In this, perhaps, is everything. Ranching, accepting the role of steward over the creatures and land, is more intimately connected with the Indigenous narrative, with the blood, than anyone might readily consider. “I almost think of our ranching heritage like our cultural heritage: I need to protect it.” Whether the threat is financial or physical, from within or without, both legacies are struggling for solvency and sovereignty. “Whenever you have livestock, you’re going to have dead stock: there are just so many things out of your control,” Stephen remarks. “But, for three generations, the men in my family have protected the animals and land to provide for their families. What we have is what we’ve held onto for centuries. This ranch is where my ancestors roamed hundreds of years ago.
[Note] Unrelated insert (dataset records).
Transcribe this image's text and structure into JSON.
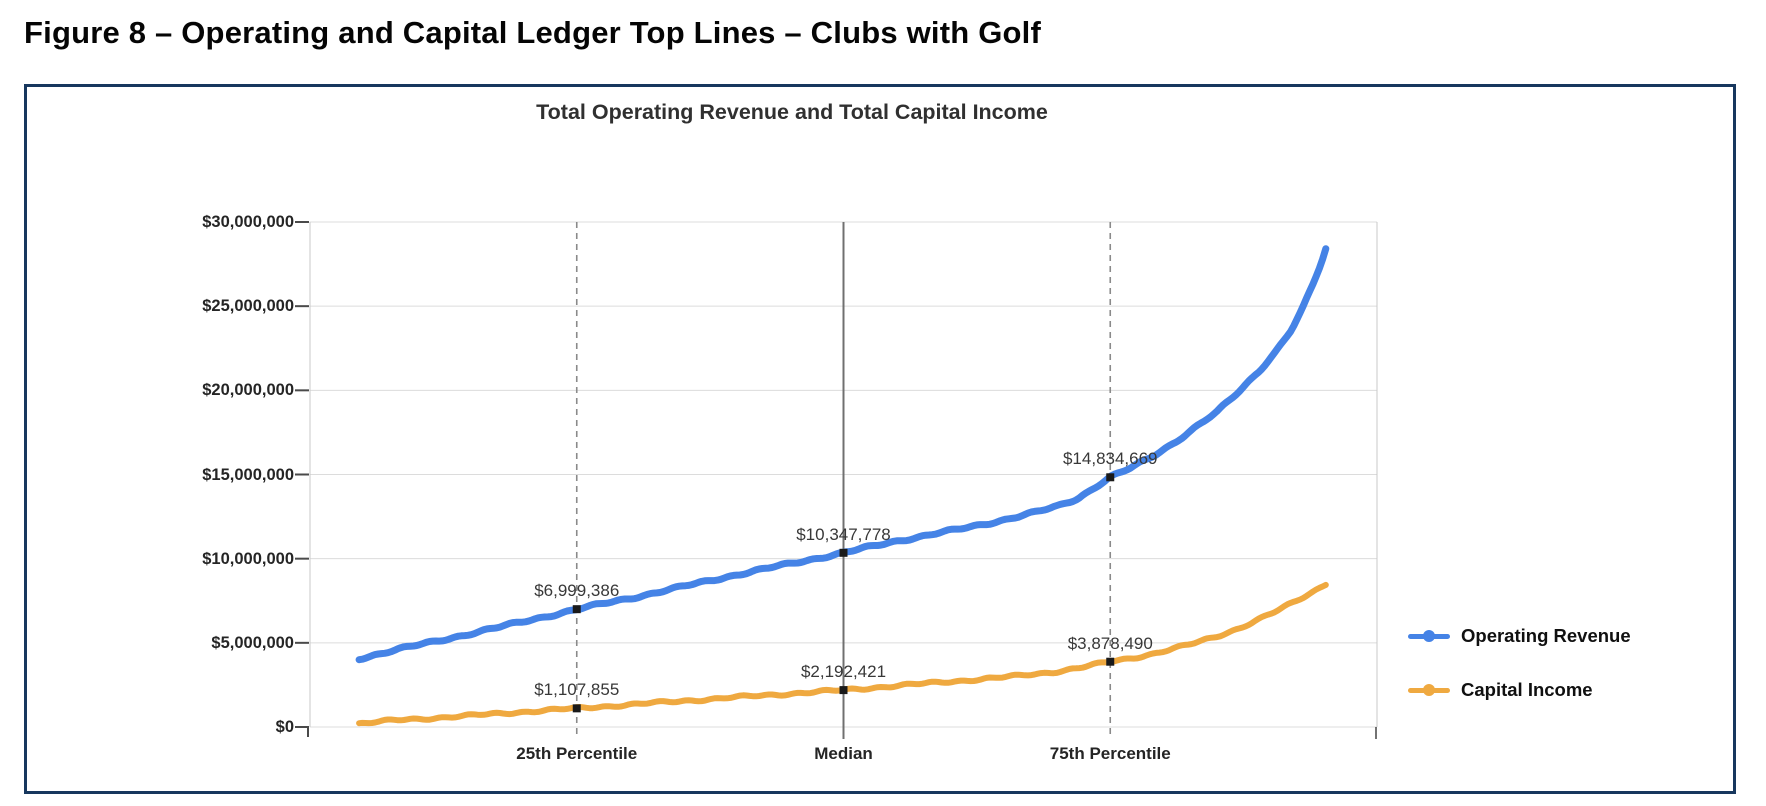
{
  "figure_title": "Figure 8 – Operating and Capital Ledger Top Lines – Clubs with Golf",
  "chart_data": {
    "type": "line",
    "title": "Total Operating Revenue and Total Capital Income",
    "x_axis": {
      "unit": "percentile rank of clubs",
      "range": [
        0,
        100
      ],
      "labels": [
        "25th Percentile",
        "Median",
        "75th Percentile"
      ]
    },
    "ylim": [
      0,
      30000000
    ],
    "y_ticks": [
      "$0",
      "$5,000,000",
      "$10,000,000",
      "$15,000,000",
      "$20,000,000",
      "$25,000,000",
      "$30,000,000"
    ],
    "y_tick_values": [
      0,
      5000000,
      10000000,
      15000000,
      20000000,
      25000000,
      30000000
    ],
    "grid": true,
    "legend_position": "right",
    "reference_lines": [
      {
        "label": "25th Percentile",
        "x": 25,
        "style": "dashed"
      },
      {
        "label": "Median",
        "x": 50,
        "style": "solid"
      },
      {
        "label": "75th Percentile",
        "x": 75,
        "style": "dashed"
      }
    ],
    "series": [
      {
        "name": "Operating Revenue",
        "color": "#4583e6",
        "x": [
          4.6,
          8,
          12,
          16,
          20,
          25,
          30,
          35,
          40,
          45,
          50,
          55,
          60,
          62,
          65,
          68,
          70,
          72,
          75,
          77,
          79,
          81,
          83,
          85,
          87,
          89,
          90.5,
          92,
          93,
          94,
          94.8,
          95.3
        ],
        "values": [
          4050000,
          4600000,
          5100000,
          5700000,
          6250000,
          6999386,
          7650000,
          8350000,
          9050000,
          9700000,
          10347778,
          11050000,
          11650000,
          11900000,
          12300000,
          12750000,
          13100000,
          13600000,
          14834669,
          15400000,
          16100000,
          16900000,
          17800000,
          18700000,
          19900000,
          21200000,
          22300000,
          23600000,
          24800000,
          26300000,
          27600000,
          28600000
        ],
        "labeled_points": [
          {
            "x": 25,
            "value": 6999386,
            "label": "$6,999,386"
          },
          {
            "x": 50,
            "value": 10347778,
            "label": "$10,347,778"
          },
          {
            "x": 75,
            "value": 14834669,
            "label": "$14,834,669"
          }
        ]
      },
      {
        "name": "Capital Income",
        "color": "#efa940",
        "x": [
          4.6,
          8,
          12,
          16,
          20,
          25,
          30,
          35,
          40,
          45,
          50,
          55,
          60,
          62,
          65,
          68,
          70,
          72,
          75,
          77,
          79,
          81,
          83,
          85,
          87,
          89,
          90.5,
          92,
          93,
          94,
          94.8,
          95.3
        ],
        "values": [
          200000,
          400000,
          550000,
          720000,
          900000,
          1107855,
          1330000,
          1550000,
          1770000,
          1980000,
          2192421,
          2450000,
          2700000,
          2800000,
          2950000,
          3150000,
          3300000,
          3500000,
          3878490,
          4100000,
          4350000,
          4650000,
          5000000,
          5400000,
          5850000,
          6400000,
          6850000,
          7350000,
          7700000,
          8050000,
          8350000,
          8550000
        ],
        "labeled_points": [
          {
            "x": 25,
            "value": 1107855,
            "label": "$1,107,855"
          },
          {
            "x": 50,
            "value": 2192421,
            "label": "$2,192,421"
          },
          {
            "x": 75,
            "value": 3878490,
            "label": "$3,878,490"
          }
        ]
      }
    ],
    "styles": {
      "border_color": "#17375e",
      "grid_color": "#dcdcdc",
      "axis_color": "#c9c9c9",
      "tick_color": "#4a4a4a",
      "reference_dashed_color": "#8a8a8a",
      "reference_solid_color": "#707070",
      "marker_color": "#1a1a1a",
      "data_label_color": "#383838"
    }
  }
}
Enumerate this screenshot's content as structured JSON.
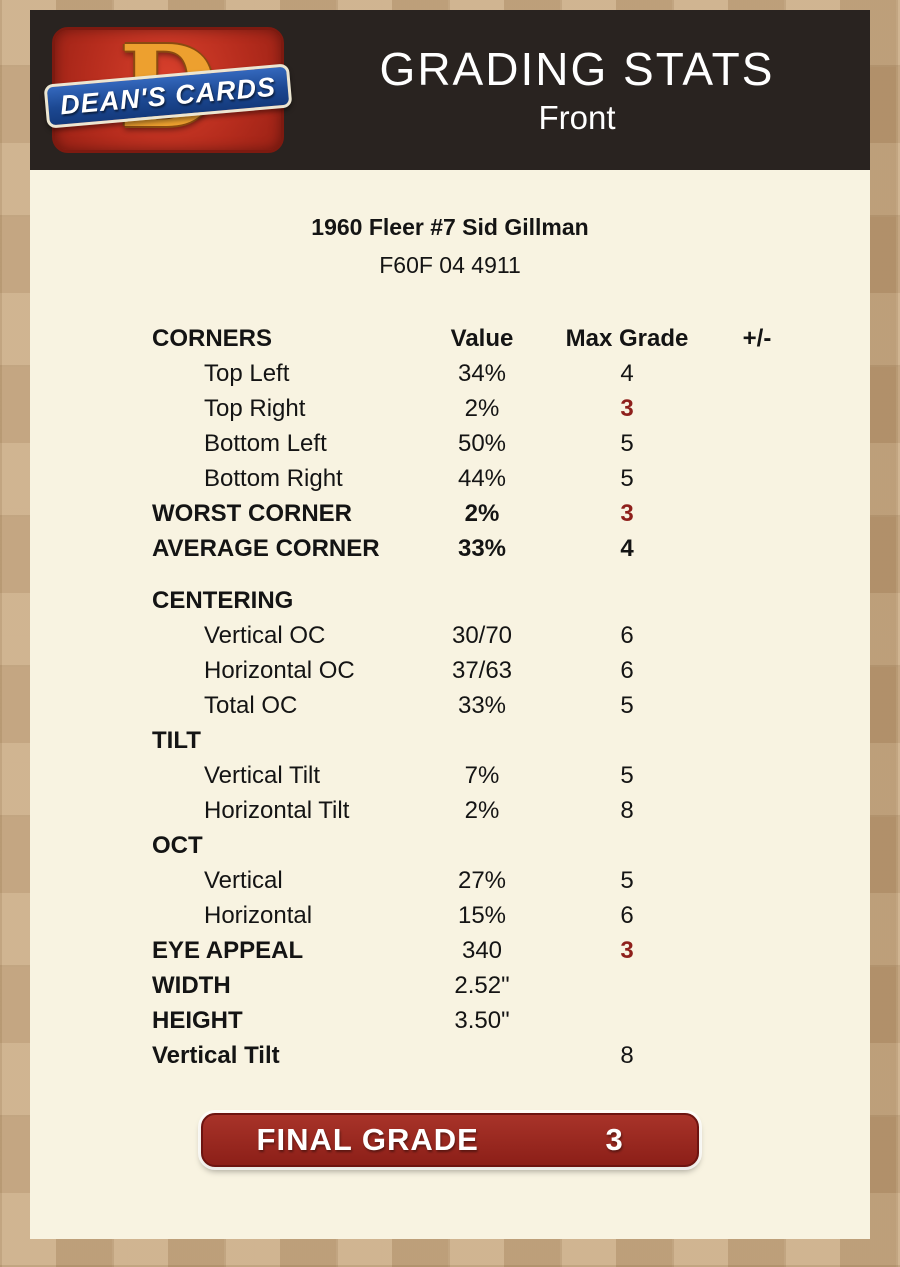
{
  "header": {
    "logo_text": "DEAN'S CARDS",
    "logo_letter": "D",
    "title": "GRADING STATS",
    "subtitle": "Front"
  },
  "card_info": {
    "title": "1960 Fleer #7 Sid Gillman",
    "code": "F60F 04 4911"
  },
  "table": {
    "header": {
      "label": "CORNERS",
      "value": "Value",
      "grade": "Max Grade",
      "pm": "+/-"
    },
    "rows": [
      {
        "label": "Top Left",
        "value": "34%",
        "grade": "4",
        "indent": true
      },
      {
        "label": "Top Right",
        "value": "2%",
        "grade": "3",
        "indent": true,
        "grade_red": true
      },
      {
        "label": "Bottom Left",
        "value": "50%",
        "grade": "5",
        "indent": true
      },
      {
        "label": "Bottom Right",
        "value": "44%",
        "grade": "5",
        "indent": true
      },
      {
        "label": "WORST CORNER",
        "value": "2%",
        "grade": "3",
        "bold": true,
        "value_bold": true,
        "grade_red": true
      },
      {
        "label": "AVERAGE CORNER",
        "value": "33%",
        "grade": "4",
        "bold": true,
        "value_bold": true
      },
      {
        "label": "CENTERING",
        "bold": true,
        "section": true,
        "gap_before": true
      },
      {
        "label": "Vertical OC",
        "value": "30/70",
        "grade": "6",
        "indent": true
      },
      {
        "label": "Horizontal OC",
        "value": "37/63",
        "grade": "6",
        "indent": true
      },
      {
        "label": "Total OC",
        "value": "33%",
        "grade": "5",
        "indent": true
      },
      {
        "label": "TILT",
        "bold": true,
        "section": true
      },
      {
        "label": "Vertical Tilt",
        "value": "7%",
        "grade": "5",
        "indent": true
      },
      {
        "label": "Horizontal Tilt",
        "value": "2%",
        "grade": "8",
        "indent": true
      },
      {
        "label": "OCT",
        "bold": true,
        "section": true
      },
      {
        "label": "Vertical",
        "value": "27%",
        "grade": "5",
        "indent": true
      },
      {
        "label": "Horizontal",
        "value": "15%",
        "grade": "6",
        "indent": true
      },
      {
        "label": "EYE APPEAL",
        "value": "340",
        "grade": "3",
        "bold": true,
        "grade_red": true
      },
      {
        "label": "WIDTH",
        "value": "2.52\"",
        "bold": true
      },
      {
        "label": "HEIGHT",
        "value": "3.50\"",
        "bold": true
      },
      {
        "label": "Vertical Tilt",
        "value": "",
        "grade": "8",
        "bold": true
      }
    ]
  },
  "final_grade": {
    "label": "FINAL GRADE",
    "value": "3"
  },
  "colors": {
    "accent_red": "#8e1f1b",
    "panel_cream": "#f8f3e1",
    "header_dark": "#292320",
    "background_tan": "#c2a179",
    "final_grade_red": "#8c1f18",
    "logo_red": "#b52c1d",
    "logo_blue": "#1c4892",
    "logo_gold": "#eda02f"
  }
}
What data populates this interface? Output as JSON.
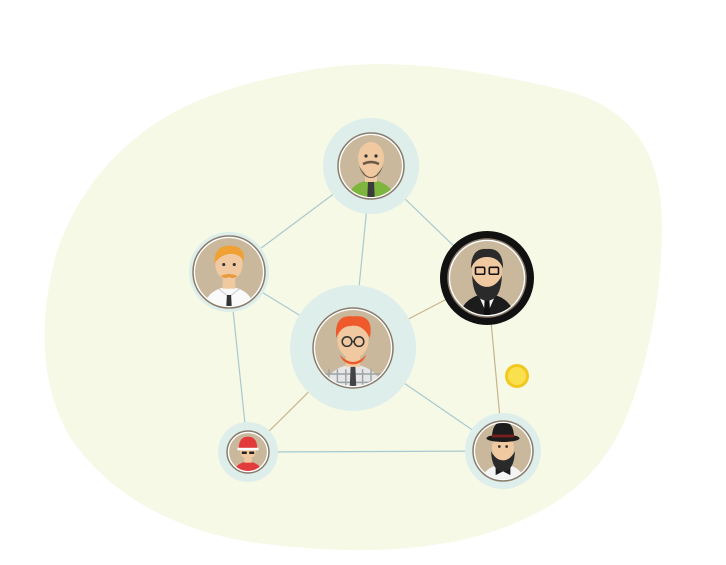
{
  "colors": {
    "background": "#ffffff",
    "blob": "#f5f9e6",
    "halo": "#deeeeb",
    "link_blue": "#a9c9d0",
    "link_tan": "#c8b48c",
    "dot": "#fbe04d",
    "dot_ring": "#f2c81e",
    "featured_ring": "#111111"
  },
  "network": {
    "nodes": [
      {
        "id": "top",
        "icon": "bald-bearded-man-green-shirt-avatar"
      },
      {
        "id": "left",
        "icon": "ginger-man-mustache-white-shirt-avatar"
      },
      {
        "id": "center",
        "icon": "red-hair-man-glasses-plaid-shirt-avatar"
      },
      {
        "id": "right",
        "icon": "bearded-man-glasses-black-suit-avatar",
        "highlighted": true
      },
      {
        "id": "bottom-left",
        "icon": "man-red-cap-red-shirt-avatar"
      },
      {
        "id": "bottom-right",
        "icon": "bearded-man-bowler-hat-bowtie-avatar"
      }
    ],
    "links": [
      {
        "from": "top",
        "to": "left",
        "tone": "blue"
      },
      {
        "from": "top",
        "to": "center",
        "tone": "blue"
      },
      {
        "from": "top",
        "to": "right",
        "tone": "blue"
      },
      {
        "from": "left",
        "to": "center",
        "tone": "blue"
      },
      {
        "from": "left",
        "to": "bottom-left",
        "tone": "blue"
      },
      {
        "from": "center",
        "to": "right",
        "tone": "tan"
      },
      {
        "from": "center",
        "to": "bottom-left",
        "tone": "tan"
      },
      {
        "from": "center",
        "to": "bottom-right",
        "tone": "blue"
      },
      {
        "from": "right",
        "to": "bottom-right",
        "tone": "tan"
      },
      {
        "from": "bottom-left",
        "to": "bottom-right",
        "tone": "blue"
      }
    ],
    "dot": {
      "icon": "yellow-dot-icon"
    }
  }
}
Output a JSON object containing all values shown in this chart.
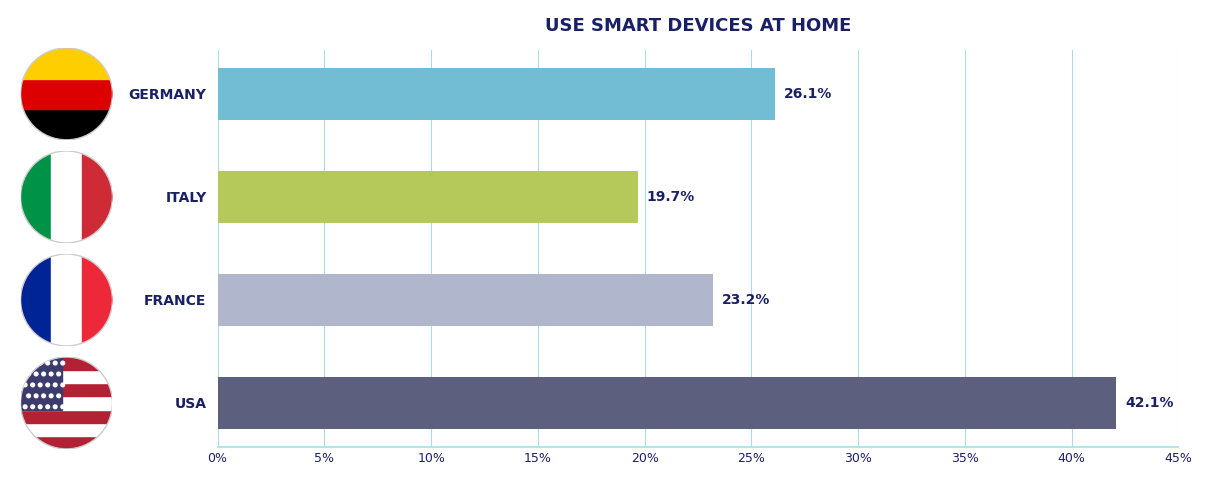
{
  "title": "USE SMART DEVICES AT HOME",
  "categories": [
    "USA",
    "FRANCE",
    "ITALY",
    "GERMANY"
  ],
  "values": [
    42.1,
    23.2,
    19.7,
    26.1
  ],
  "bar_colors": [
    "#5c5f7e",
    "#b0b7cc",
    "#b5c95a",
    "#72bcd4"
  ],
  "label_color": "#1a2066",
  "title_color": "#1a2066",
  "background_color": "#ffffff",
  "grid_color": "#a8dde8",
  "axis_color": "#a8dde8",
  "xlim": [
    0,
    45
  ],
  "xticks": [
    0,
    5,
    10,
    15,
    20,
    25,
    30,
    35,
    40,
    45
  ],
  "xtick_labels": [
    "0%",
    "5%",
    "10%",
    "15%",
    "20%",
    "25%",
    "30%",
    "35%",
    "40%",
    "45%"
  ],
  "bar_height": 0.5,
  "title_fontsize": 13,
  "label_fontsize": 10,
  "tick_fontsize": 9,
  "value_fontsize": 10,
  "flag_data": [
    {
      "country": "USA",
      "stripes": [
        [
          "#B22234",
          "#FFFFFF",
          "#B22234",
          "#FFFFFF",
          "#B22234",
          "#FFFFFF",
          "#B22234"
        ],
        "h"
      ],
      "canton": "#3C3B6E"
    },
    {
      "country": "FRANCE",
      "stripes": [
        "#002395",
        "#FFFFFF",
        "#ED2939"
      ],
      "orient": "v"
    },
    {
      "country": "ITALY",
      "stripes": [
        "#009246",
        "#FFFFFF",
        "#CE2B37"
      ],
      "orient": "v"
    },
    {
      "country": "GERMANY",
      "stripes": [
        "#000000",
        "#DD0000",
        "#FFCE00"
      ],
      "orient": "h"
    }
  ]
}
What we take is a gift, a blessing, to be honored. Animals aren’t here just to feed us: that animal sacrifices its life to feed my family, and I have a responsibility to respect that sacrifice. It’s a lot like ranching: I’m just here to take care of it. If I take care of those cows, they’re going to take care of me. It’s all interconnected.”
What will that mean for Stephen’s son, Greyson, who turns two this July, or for his second son, who is due to arrive this summer? Stephen’s dad always pushed his children away from ranching, away from the stresses, “protecting [them] from a journey” defined by hardship. “But I was just stubborn enough,” laughs Stephen. “With my son, my children, I just want to love them no matter what.” When his girlfriend Chelsey returned to work as a night duty emergency room nurse after Greyson’s birth, Stephen gladly took the reins with his son’s care. “It was a really big blessing for me to spend that much time with my own son, so many men miss that, choose to miss that,” remarks Yellowtail. “At two-and-a-half months, he was with me in his little carrier, feeding cows. That’s his first sound, of a cow mooing; his first sights — those of cowboys, roping, camaraderie, laughter, people helping each other. You don’t teach kids, they observe, watching you.” Whatever the future holds for Greyson (and, eventually, his younger brother), Yellowtail insists the choice be his, but “so far, he loves the ranch.”
For now, the cows are calling. As summer bursts forth in Montana, things need to be done, and it’s a “dark to dark” kind of life. Up at 2:30 am, coffee and egg sandwich in hand, Stephen heads out to the barn, guided by a headlamp, to catch a horse in the dark and get the cattle done before the heat of the day hits. Only the steady thump of hooves and the tinkle of spurs — like vestiges of the heavy foot strike and jingle of ankle bells in the traditional Crow Hot Dance — accompany Yellowtail’s ride to the top of the ridge, where he might pause, for a moment, to watch the sun come up.